O governo estadual avançou na formação do Comitê Científico de Avaliação de Risco de Extinção das Espécies de Fauna do Estado de São Paulo, que integra o processo de atualização da lista espécies ameaçadas de extinção da fauna paulista – são cerca de quatro mil no total –, conhecida como “lista vermelha”.
Em reunião realizada nesta semana, 16 pesquisadores assumiram funções de coordenação dos grupos de especialistas. Seis deles coordenarão integralmente um dos grupos taxonômicos, enquanto os outros dez atuarão na coordenação de partes desses grupos.
Até o momento, 154 pesquisadores, de 62 instituições, já integram o comitê. As inscrições permanecem abertas até 31 de agosto, permitindo ampliar a participação de especialistas ao longo das próximas semanas.
A formação do comitê começou a ser estruturada no início de agosto, em reunião realizada no Consema, e mobilizou pesquisadores e representantes de instituições de pesquisa, órgãos públicos e organizações voltadas à conservação da biodiversidade.
A iniciativa é coordenada institucionalmente pelo Grupo de Trabalho instituído pela Resolução Semil 05/26, com coordenação executiva do Instituto Ambiental Mater Natura.
Entre as instituições participantes estão USP, Unesp, Unicamp, UFSCar, Unifesp, Instituto Butantan, Museu de Zoologia da USP, ICMBio, Embrapa Florestas, Instituto de Pesquisas Ambientais, Cetesb e Fundação Florestal, além de organizações da sociedade civil e instituições internacionais.
Os especialistas estão sendo organizados em nove grupos: mamíferos, aves, répteis, anfíbios, peixes de água doce, peixes marinhos, invertebrados terrestres, invertebrados de água doce e invertebrados marinhos.
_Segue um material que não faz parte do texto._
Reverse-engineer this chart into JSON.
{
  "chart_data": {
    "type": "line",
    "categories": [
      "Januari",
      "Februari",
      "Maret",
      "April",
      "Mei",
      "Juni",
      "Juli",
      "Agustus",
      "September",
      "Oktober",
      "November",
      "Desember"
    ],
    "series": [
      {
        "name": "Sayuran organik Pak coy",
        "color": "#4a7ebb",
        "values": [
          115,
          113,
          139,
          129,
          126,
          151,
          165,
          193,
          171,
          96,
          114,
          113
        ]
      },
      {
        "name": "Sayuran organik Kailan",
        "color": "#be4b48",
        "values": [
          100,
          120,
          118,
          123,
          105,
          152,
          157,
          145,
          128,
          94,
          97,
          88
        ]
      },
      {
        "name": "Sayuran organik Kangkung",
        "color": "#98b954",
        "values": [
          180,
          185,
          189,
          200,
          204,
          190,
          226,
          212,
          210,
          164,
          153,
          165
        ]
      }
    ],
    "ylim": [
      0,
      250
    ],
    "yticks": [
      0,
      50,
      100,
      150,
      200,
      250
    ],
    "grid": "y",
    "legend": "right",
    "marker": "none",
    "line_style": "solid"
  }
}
Os 16 pesquisadores que assumiram funções de coordenação e subcoordenação serão responsáveis por organizar as equipes de cada grupo e conduzir as próximas etapas do trabalho.
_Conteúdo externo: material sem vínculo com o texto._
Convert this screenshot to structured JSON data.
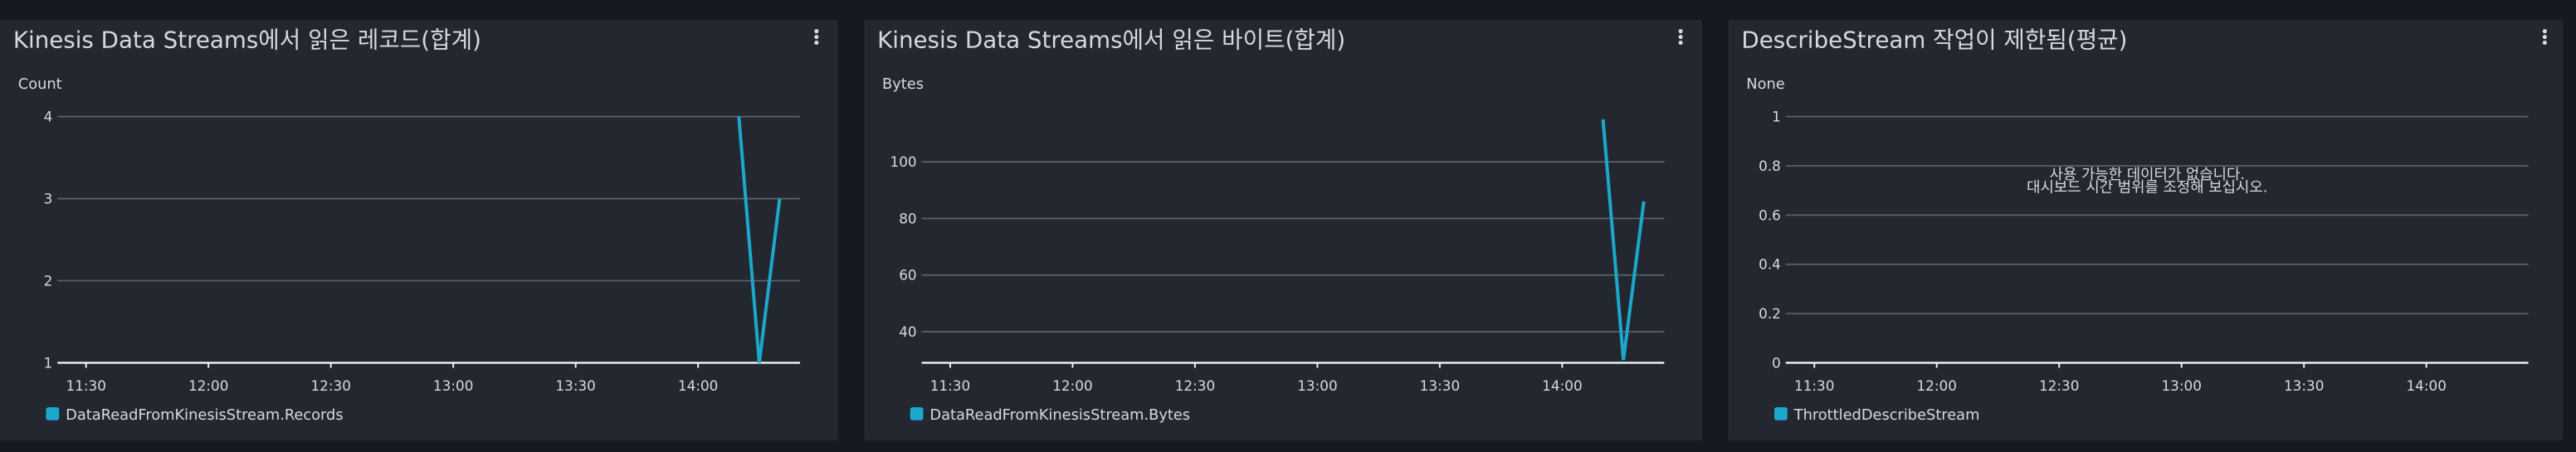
{
  "chart_data": [
    {
      "type": "line",
      "title": "Kinesis Data Streams에서 읽은 레코드(합계)",
      "ylabel": "Count",
      "x": [
        "14:10",
        "14:15",
        "14:20"
      ],
      "series": [
        {
          "name": "DataReadFromKinesisStream.Records",
          "color": "#1ba8cc",
          "values": [
            4,
            1,
            3
          ]
        }
      ],
      "xlim": [
        "11:23",
        "14:25"
      ],
      "xticks": [
        "11:30",
        "12:00",
        "12:30",
        "13:00",
        "13:30",
        "14:00"
      ],
      "ylim": [
        1,
        4
      ],
      "yticks": [
        1,
        2,
        3,
        4
      ],
      "grid": true
    },
    {
      "type": "line",
      "title": "Kinesis Data Streams에서 읽은 바이트(합계)",
      "ylabel": "Bytes",
      "x": [
        "14:10",
        "14:15",
        "14:20"
      ],
      "series": [
        {
          "name": "DataReadFromKinesisStream.Bytes",
          "color": "#1ba8cc",
          "values": [
            115,
            30,
            86
          ]
        }
      ],
      "xlim": [
        "11:23",
        "14:25"
      ],
      "xticks": [
        "11:30",
        "12:00",
        "12:30",
        "13:00",
        "13:30",
        "14:00"
      ],
      "ylim": [
        29,
        116
      ],
      "yticks": [
        40,
        60,
        80,
        100
      ],
      "grid": true
    },
    {
      "type": "line",
      "title": "DescribeStream 작업이 제한됨(평균)",
      "ylabel": "None",
      "x": [],
      "series": [
        {
          "name": "ThrottledDescribeStream",
          "color": "#1ba8cc",
          "values": []
        }
      ],
      "xlim": [
        "11:23",
        "14:25"
      ],
      "xticks": [
        "11:30",
        "12:00",
        "12:30",
        "13:00",
        "13:30",
        "14:00"
      ],
      "ylim": [
        0,
        1
      ],
      "yticks": [
        0,
        0.2,
        0.4,
        0.6,
        0.8,
        1
      ],
      "grid": true,
      "annotations": [
        "사용 가능한 데이터가 없습니다.",
        "대시보드 시간 범위를 조정해 보십시오."
      ]
    }
  ]
}
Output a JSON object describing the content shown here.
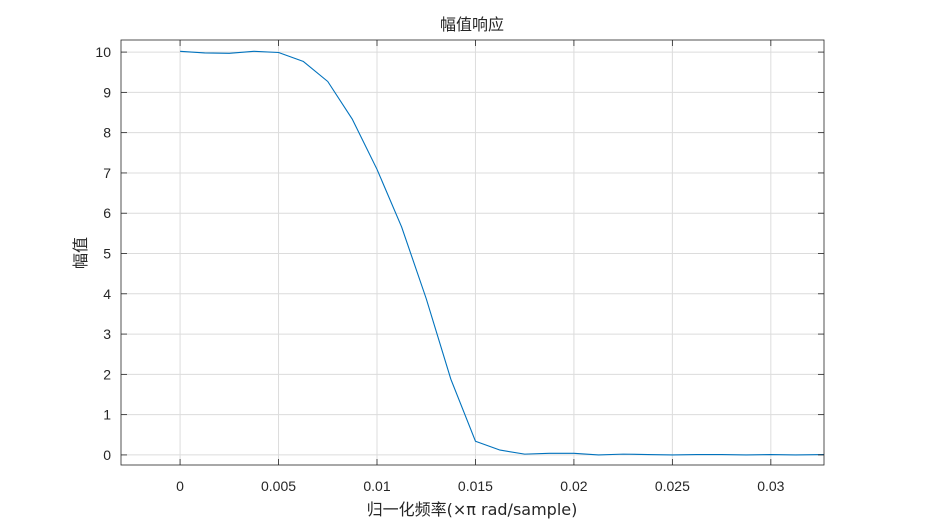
{
  "chart_data": {
    "type": "line",
    "title": "幅值响应",
    "xlabel": "归一化频率(×π rad/sample)",
    "ylabel": "幅值",
    "xlim": [
      -0.003,
      0.0327
    ],
    "ylim": [
      -0.25,
      10.3
    ],
    "xticks": [
      0,
      0.005,
      0.01,
      0.015,
      0.02,
      0.025,
      0.03
    ],
    "xtick_labels": [
      "0",
      "0.005",
      "0.01",
      "0.015",
      "0.02",
      "0.025",
      "0.03"
    ],
    "yticks": [
      0,
      1,
      2,
      3,
      4,
      5,
      6,
      7,
      8,
      9,
      10
    ],
    "ytick_labels": [
      "0",
      "1",
      "2",
      "3",
      "4",
      "5",
      "6",
      "7",
      "8",
      "9",
      "10"
    ],
    "grid": true,
    "series": [
      {
        "color": "#0072bd",
        "x": [
          0,
          0.00125,
          0.0025,
          0.00375,
          0.005,
          0.00625,
          0.0075,
          0.00875,
          0.01,
          0.01125,
          0.0125,
          0.01375,
          0.015,
          0.01625,
          0.0175,
          0.01875,
          0.02,
          0.02125,
          0.0225,
          0.02375,
          0.025,
          0.02625,
          0.0275,
          0.02875,
          0.03,
          0.03125,
          0.0327
        ],
        "y": [
          10.02,
          9.98,
          9.97,
          10.02,
          9.99,
          9.77,
          9.27,
          8.33,
          7.09,
          5.66,
          3.88,
          1.88,
          0.34,
          0.12,
          0.02,
          0.04,
          0.04,
          0.0,
          0.02,
          0.01,
          0.0,
          0.01,
          0.01,
          0.0,
          0.01,
          0.0,
          0.01
        ]
      }
    ]
  }
}
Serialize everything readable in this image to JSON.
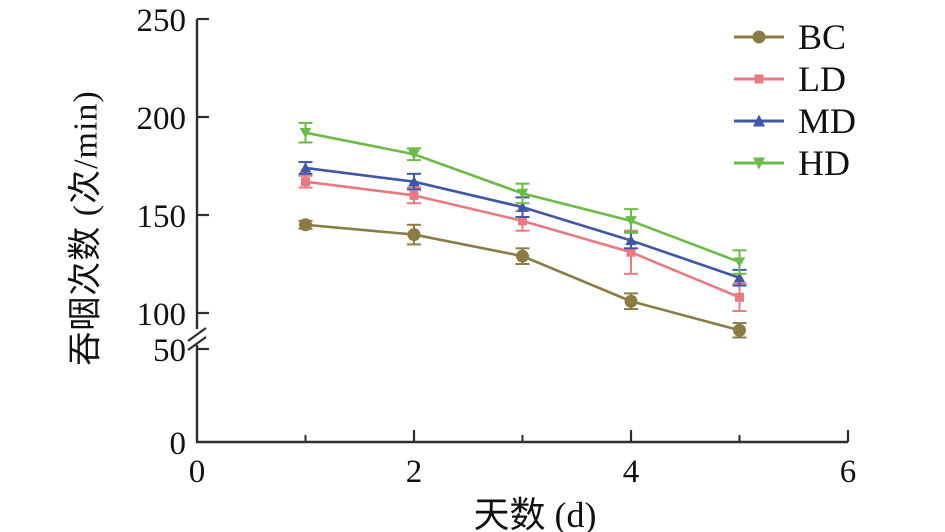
{
  "figure": {
    "background": "#ffffff",
    "axis_color": "#2e2e2e",
    "text_color": "#111111"
  },
  "chart_data": {
    "type": "line",
    "title": "",
    "xlabel": "天数 (d)",
    "ylabel": "吞咽次数 (次/min)",
    "x": [
      1,
      2,
      3,
      4,
      5
    ],
    "xlim": [
      0,
      6
    ],
    "ylim": [
      0,
      250
    ],
    "x_major_ticks": [
      0,
      2,
      4,
      6
    ],
    "x_minor_ticks": [
      1,
      3,
      5
    ],
    "y_ticks": [
      0,
      50,
      100,
      150,
      200,
      250
    ],
    "y_axis_break": {
      "between": [
        50,
        100
      ]
    },
    "grid": false,
    "error_bars": true,
    "legend_position": "top-right",
    "series": [
      {
        "name": "BC",
        "color": "#8b7c45",
        "marker": "circle",
        "values": [
          145,
          140,
          129,
          106,
          76
        ],
        "errors": [
          2,
          5,
          4,
          4,
          10
        ]
      },
      {
        "name": "LD",
        "color": "#ec7880",
        "marker": "square",
        "values": [
          167,
          160,
          147,
          131,
          108
        ],
        "errors": [
          3,
          4,
          5,
          11,
          7
        ]
      },
      {
        "name": "MD",
        "color": "#3f57a6",
        "marker": "triangle-up",
        "values": [
          174,
          167,
          154,
          137,
          118
        ],
        "errors": [
          3,
          4,
          5,
          4,
          4
        ]
      },
      {
        "name": "HD",
        "color": "#69bc45",
        "marker": "triangle-down",
        "values": [
          192,
          181,
          161,
          147,
          126
        ],
        "errors": [
          5,
          3,
          5,
          6,
          6
        ]
      }
    ]
  }
}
Os próximos passos incluem reunião com os coordenadores dos grupos para alinhamento do cronograma de trabalho para o segundo semestre de 2026 e definição dos grupos de espécies que serão avaliados.
Na sequência, os pesquisadores participarão de uma capacitação sobre a metodologia da União Internacional para a Conservação da Natureza (IUCN) e o funcionamento das oficinas de avaliação. Depois dessa preparação, terá início a avaliação do risco de extinção das espécies selecionadas.
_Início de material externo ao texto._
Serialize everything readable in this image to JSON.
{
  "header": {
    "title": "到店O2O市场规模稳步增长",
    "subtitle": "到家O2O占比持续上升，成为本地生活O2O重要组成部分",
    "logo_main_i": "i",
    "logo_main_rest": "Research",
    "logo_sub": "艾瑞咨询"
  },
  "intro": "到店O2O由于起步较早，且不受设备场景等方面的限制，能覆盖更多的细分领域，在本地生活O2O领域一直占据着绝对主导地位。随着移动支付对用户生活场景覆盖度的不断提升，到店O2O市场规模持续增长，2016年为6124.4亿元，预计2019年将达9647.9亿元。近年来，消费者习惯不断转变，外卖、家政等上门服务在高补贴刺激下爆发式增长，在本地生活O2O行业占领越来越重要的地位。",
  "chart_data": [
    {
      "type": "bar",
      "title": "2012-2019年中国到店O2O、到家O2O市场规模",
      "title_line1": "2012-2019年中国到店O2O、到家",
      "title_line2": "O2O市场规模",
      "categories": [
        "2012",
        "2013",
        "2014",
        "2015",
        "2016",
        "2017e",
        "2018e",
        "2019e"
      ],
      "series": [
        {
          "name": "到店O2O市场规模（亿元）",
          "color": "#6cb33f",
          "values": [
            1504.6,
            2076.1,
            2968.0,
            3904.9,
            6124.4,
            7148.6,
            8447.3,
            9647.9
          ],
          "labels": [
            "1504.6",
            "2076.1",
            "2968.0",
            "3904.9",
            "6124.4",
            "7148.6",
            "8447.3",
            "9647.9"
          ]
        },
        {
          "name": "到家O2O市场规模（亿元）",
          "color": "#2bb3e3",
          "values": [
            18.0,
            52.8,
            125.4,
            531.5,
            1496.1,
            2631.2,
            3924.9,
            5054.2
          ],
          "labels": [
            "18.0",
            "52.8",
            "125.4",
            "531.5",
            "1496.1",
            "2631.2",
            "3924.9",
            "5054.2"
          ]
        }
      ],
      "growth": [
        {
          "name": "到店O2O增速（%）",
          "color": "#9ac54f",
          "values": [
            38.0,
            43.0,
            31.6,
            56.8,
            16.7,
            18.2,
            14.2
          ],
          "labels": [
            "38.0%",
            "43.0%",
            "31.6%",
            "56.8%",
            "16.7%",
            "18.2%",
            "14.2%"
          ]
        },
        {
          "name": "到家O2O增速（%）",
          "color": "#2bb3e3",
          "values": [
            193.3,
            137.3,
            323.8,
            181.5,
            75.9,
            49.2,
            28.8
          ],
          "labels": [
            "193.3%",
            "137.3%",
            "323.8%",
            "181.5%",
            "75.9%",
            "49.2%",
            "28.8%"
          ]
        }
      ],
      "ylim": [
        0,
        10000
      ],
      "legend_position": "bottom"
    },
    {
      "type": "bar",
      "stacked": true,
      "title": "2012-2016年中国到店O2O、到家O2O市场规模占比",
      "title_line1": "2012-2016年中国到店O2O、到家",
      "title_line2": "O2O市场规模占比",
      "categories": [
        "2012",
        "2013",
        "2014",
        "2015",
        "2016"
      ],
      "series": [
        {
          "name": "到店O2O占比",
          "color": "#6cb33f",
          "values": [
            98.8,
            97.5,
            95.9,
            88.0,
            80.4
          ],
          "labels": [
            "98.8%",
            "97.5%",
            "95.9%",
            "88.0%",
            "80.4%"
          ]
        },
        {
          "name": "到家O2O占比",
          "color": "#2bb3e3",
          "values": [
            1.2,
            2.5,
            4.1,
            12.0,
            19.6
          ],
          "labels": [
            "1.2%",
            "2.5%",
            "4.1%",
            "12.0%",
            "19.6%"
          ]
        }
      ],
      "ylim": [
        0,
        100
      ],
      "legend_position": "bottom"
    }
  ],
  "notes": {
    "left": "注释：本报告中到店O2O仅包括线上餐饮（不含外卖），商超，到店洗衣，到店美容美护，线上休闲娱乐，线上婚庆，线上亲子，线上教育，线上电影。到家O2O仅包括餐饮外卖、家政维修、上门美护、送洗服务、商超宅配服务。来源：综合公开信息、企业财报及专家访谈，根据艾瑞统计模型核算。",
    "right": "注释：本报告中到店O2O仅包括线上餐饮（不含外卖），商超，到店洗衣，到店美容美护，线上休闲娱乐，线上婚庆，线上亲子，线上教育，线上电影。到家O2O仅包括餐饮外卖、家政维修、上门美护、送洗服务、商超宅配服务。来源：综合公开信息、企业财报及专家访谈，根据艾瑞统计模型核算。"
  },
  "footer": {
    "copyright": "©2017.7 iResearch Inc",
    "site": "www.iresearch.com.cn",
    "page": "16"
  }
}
O trabalho seguirá os critérios da IUCN, conforme metodologia adotada pelo ICMBio. Os pesquisadores terão como ponto de partida uma base de dados preliminar, formada a partir de registros de ocorrência da fauna paulista reunidos em bases e repositórios oficiais.
Essas informações poderão ser revisadas e complementadas pelos especialistas, contribuindo para a construção de uma base científica mais robusta para as avaliações. O processo conta com investimento de R$ 900 mil do governo de São Paulo.
A avaliação de risco de extinção será feita de forma gradual, em etapas. O cronograma prevê a divulgação de resultados em blocos de 500 espécies entre o fim de 2026 e o início de 2028. A conclusão de todo o processo está prevista para o primeiro semestre de 2028.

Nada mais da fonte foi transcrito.